Gallo entra nei dettagli tecnici per spiegare cosa ha portato i giudici a dimezzare la pena: «C’è un abbattimento della pena equiparabile alla seminfermità mentale ma non è questo il caso. Dopo aver ucciso la moglie l’uomo le ha rubato cellulare per cancellare gli sms inviati tra loro, poi la borsa e una scheda ».

«Indubbiamente – aggiunge ancora il legale – sono state date circostanze attenuanti generiche ed è in questo che consisterebbe la “tempesta emotiva” che il giudice genovese non definisce così ma è quella che ha prodotto l’abbattimento della pena insieme al rito abbreviato».

Mentre familiari e parti civili, di fatto, non possono impugnare la sentenza, ad oggi non sono arrivati ricorsi dalla Procura di Genova alla decisione dei giudici genovesi.

«Le nostre richieste economiche come parte civile sono state accolte – spiega l’avvocato Gallo – ma l’imputato non potrà risarcire neanche un euro. Sono accolte ma virtualmente. In più ci tolgono linfa per produrre un appello perché l’accoglimento integrale ci preclude la possibilità di impugnare non avendo titolo giuridico per farlo».
«Ho sollecitato anche il pm ad appellarsi a questa sentenza – rivela il legale dei familiari di Jenny Reyes – Il termine scade il 21 marzo ma il pm stesso, su istanza della difesa, ha già comunicato che non impugnerà».

«Non ho parole – dice il ministro dell’Interno Matteo Salvini – Non c’è delusione o gelosia che possa giustificare un omicidio. Chi ammazza in questo modo deve marcire in galera».

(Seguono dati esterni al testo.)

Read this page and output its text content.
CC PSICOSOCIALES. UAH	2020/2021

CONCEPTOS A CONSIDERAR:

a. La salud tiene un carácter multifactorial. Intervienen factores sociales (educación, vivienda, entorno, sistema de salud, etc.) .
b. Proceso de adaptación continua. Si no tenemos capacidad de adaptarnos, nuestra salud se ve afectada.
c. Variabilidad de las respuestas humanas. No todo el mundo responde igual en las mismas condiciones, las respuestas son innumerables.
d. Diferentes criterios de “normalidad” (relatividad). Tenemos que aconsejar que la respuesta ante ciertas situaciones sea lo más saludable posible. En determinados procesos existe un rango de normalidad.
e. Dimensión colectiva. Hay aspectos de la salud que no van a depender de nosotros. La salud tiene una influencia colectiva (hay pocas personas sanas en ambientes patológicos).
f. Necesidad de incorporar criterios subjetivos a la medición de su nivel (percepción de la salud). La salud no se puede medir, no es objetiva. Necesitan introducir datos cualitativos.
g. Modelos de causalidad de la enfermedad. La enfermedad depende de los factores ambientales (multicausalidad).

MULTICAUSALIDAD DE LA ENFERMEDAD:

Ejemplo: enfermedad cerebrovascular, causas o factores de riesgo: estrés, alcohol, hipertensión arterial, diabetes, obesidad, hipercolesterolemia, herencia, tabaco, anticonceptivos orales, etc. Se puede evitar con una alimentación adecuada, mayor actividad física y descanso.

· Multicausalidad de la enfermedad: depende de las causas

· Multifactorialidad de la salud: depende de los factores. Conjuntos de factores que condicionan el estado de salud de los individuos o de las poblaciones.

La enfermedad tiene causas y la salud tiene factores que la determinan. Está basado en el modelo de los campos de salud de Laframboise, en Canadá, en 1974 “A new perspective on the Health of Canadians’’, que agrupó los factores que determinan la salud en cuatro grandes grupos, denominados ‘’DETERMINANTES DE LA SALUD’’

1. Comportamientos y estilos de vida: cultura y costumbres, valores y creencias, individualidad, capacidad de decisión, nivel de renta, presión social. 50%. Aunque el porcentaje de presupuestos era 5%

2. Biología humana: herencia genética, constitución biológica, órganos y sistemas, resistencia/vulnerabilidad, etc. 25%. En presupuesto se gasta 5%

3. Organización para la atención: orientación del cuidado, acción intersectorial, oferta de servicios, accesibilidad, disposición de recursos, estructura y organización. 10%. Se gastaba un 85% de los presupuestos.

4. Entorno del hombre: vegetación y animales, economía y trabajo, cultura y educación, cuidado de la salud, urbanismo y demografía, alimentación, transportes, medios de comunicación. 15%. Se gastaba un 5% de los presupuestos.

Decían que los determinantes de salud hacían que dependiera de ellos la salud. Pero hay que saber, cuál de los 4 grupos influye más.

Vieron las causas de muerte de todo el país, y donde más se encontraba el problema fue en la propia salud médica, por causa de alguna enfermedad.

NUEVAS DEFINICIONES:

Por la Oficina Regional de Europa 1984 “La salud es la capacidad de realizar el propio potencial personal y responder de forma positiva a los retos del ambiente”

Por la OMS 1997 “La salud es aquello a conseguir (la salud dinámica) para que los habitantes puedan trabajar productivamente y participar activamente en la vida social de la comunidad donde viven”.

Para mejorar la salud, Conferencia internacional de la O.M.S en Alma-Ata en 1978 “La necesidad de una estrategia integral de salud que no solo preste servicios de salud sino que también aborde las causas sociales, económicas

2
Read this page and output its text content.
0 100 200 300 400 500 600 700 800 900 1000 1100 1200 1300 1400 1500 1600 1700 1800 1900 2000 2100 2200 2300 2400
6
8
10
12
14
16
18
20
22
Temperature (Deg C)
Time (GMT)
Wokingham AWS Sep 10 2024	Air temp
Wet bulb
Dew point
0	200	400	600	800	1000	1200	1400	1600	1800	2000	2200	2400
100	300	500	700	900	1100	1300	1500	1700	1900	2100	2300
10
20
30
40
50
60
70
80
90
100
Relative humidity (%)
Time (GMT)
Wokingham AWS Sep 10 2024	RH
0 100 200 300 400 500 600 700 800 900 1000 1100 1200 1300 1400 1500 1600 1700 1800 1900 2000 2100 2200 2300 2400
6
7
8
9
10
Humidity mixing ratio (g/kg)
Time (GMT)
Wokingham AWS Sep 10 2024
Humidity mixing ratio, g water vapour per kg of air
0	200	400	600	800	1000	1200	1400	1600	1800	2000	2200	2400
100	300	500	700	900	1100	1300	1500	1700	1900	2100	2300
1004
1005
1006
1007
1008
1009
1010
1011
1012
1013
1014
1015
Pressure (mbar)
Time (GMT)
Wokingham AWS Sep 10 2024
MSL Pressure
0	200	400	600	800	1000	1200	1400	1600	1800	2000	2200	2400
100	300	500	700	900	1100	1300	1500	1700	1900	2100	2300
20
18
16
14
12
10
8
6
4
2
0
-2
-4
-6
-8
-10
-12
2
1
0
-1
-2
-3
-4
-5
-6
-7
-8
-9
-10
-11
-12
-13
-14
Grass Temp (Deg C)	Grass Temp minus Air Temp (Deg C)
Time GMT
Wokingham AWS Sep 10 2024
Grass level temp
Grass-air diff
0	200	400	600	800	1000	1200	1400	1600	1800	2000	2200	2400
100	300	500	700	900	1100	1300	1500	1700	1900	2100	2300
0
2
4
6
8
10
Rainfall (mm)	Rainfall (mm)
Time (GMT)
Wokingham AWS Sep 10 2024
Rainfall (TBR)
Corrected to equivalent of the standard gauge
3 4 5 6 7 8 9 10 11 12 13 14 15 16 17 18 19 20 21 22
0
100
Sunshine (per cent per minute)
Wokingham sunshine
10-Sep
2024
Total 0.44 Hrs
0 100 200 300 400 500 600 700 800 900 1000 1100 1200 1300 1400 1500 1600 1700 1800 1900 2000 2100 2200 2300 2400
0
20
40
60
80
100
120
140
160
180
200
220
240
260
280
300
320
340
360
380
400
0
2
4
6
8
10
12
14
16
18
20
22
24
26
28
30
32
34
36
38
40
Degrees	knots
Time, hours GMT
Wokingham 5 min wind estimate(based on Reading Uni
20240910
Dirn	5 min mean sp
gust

«Non commento le sentenze – commenta il ministro della Giustizia, Alfonso Bonafede – L’unica cosa che posso dire è ribadire l’impegno del mio ministero e del governo per portare avanti leggi che possano garantire a una donna che ha subito una violenza di vedersi riconoscere all’interno dei Tribunali una giustizia piena. C’è un impegno concreto sulla legge sul codice rosso, ci stiamo confrontando con le altre forze politiche per arrivare a un’approvazione celerissima di questa legge».